Estoy segura. A su madre, ¿te acuerdas?, la viste en las reuniones con los profesores, es la que nos preguntó dónde estaba el de Dibujo. Sí, te habría gustado. Te encantaban los tipos como él, los que pasan olímpicamente de todos, los que tienen siempre a todos en contra y, de improviso, sacan un lápiz de su chaqueta de plástico y te sirven el mundo en un trozo de papel, sólo para ti. Le habrías dicho que te gustaba el invierno y le habrías pedido que te dibujara la ciudad en ciertas noches frías en que las luces se reflejan en el asfalto, brillante por la lluvia. Y a ti no te habría dicho que no, porque tú sabías pedir las cosas. Estoy segura, le habrías pedido la ciudad, en exclusiva para ti, y al final habrías elogiado su dibujo con ojos de admiración. Con el corazón. Odio esa expresión, pero no encuentro otra mejor para referirme a cuanto te concierne.

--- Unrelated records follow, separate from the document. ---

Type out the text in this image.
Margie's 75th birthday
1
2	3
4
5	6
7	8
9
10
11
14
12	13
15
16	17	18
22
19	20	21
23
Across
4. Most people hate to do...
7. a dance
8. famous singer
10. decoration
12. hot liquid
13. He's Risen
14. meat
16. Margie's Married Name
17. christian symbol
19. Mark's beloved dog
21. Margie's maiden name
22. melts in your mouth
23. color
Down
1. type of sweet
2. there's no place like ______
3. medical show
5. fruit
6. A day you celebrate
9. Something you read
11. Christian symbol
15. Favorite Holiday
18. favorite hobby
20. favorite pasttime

Eso era justo lo que te gustaba: las personas inusuales, las sorpresas, las cosas insólitas. No te daban miedo y con uno así no te lo habrías pensado dos veces. Te habrías mostrado amable con él enseguida, y luego lo habrías acribillado a preguntas sin demostrar estúpidos prejuicios ni temores. Quizá lo habrías invitado sin más al cine o a dar un paseo. Igual que aquella vez en que te confié que me gustaba un chico y tú, como si fuese la cosa más natural del mundo, me sugeriste que lo invitase a comer. Te contesté irritada que no se podía actuar siempre así, que el trato con las personas requería ciertas maneras —yo, la gran experta—, que no había que comportarse como tú. A veces te entusiasmabas tanto con las cosas, con las personas, y lo manifestabas de una manera tan ingenua, que con frecuencia me avergonzaba de ti, sobre todo cuando venían a casa mis amigas. Quería que fueses una madre como las demás, una que nunca se entromete, y en cambio daba la impresión de que pretendías demostrar justo lo contrario y parecer distinta. En esos momentos te odiaba, me decía que eras la única culpable de que mi padre se hubiese marchado. ¿Cómo se podía convivir con alguien así? Al final, cuando mis amigas se iban, siempre reñíamos y tú respondías a mis críticas resoplando, como si yo fuese la persona más aburrida del mundo. «Pero ¿qué he hecho? —repetías sin cesar—. ¿Qué he dicho?» Y cuanto más me enfadaba, más me hacías pasar por una loca furiosa. Los días siguientes a nuestras peleas ni siquiera soportaba que me preguntases cómo me había ido en clase. En realidad, siempre fingías, porque jamás te enfadabas. Incluso cuando salía el tema de mi padre y yo te vomitaba todas mis idioteces, preferías callar y encerrarte en ti misma en vez de contestarme. Te ensombrecías por unos instantes y revivías ciertos momentos, dolorosos y remotos, de los que yo nunca llegaría a saber nada, pero al final acababa saliendo vencedora tu mejor parte. La rabia se rendía a tu dulzura, a tu alegría, y volvías a ser la de siempre, una mujer un poco anárquica, extraordinariamente afectuosa.
Si hubiese conocido a alguien de mi edad con tu carácter, habría sido mi mejor amiga. Estoy segura, y también de que me habría mostrado más indulgente con ella de lo que fui contigo.
Tu alegría me gustaba, pero en ocasiones la rechazaba simulando que me parecía estúpida e inútil. A mi rabia, en cambio, la consideraba profunda y justificada.
Ahora echo mucho de menos tu alegría, tanto como la amiga que jamás tuve.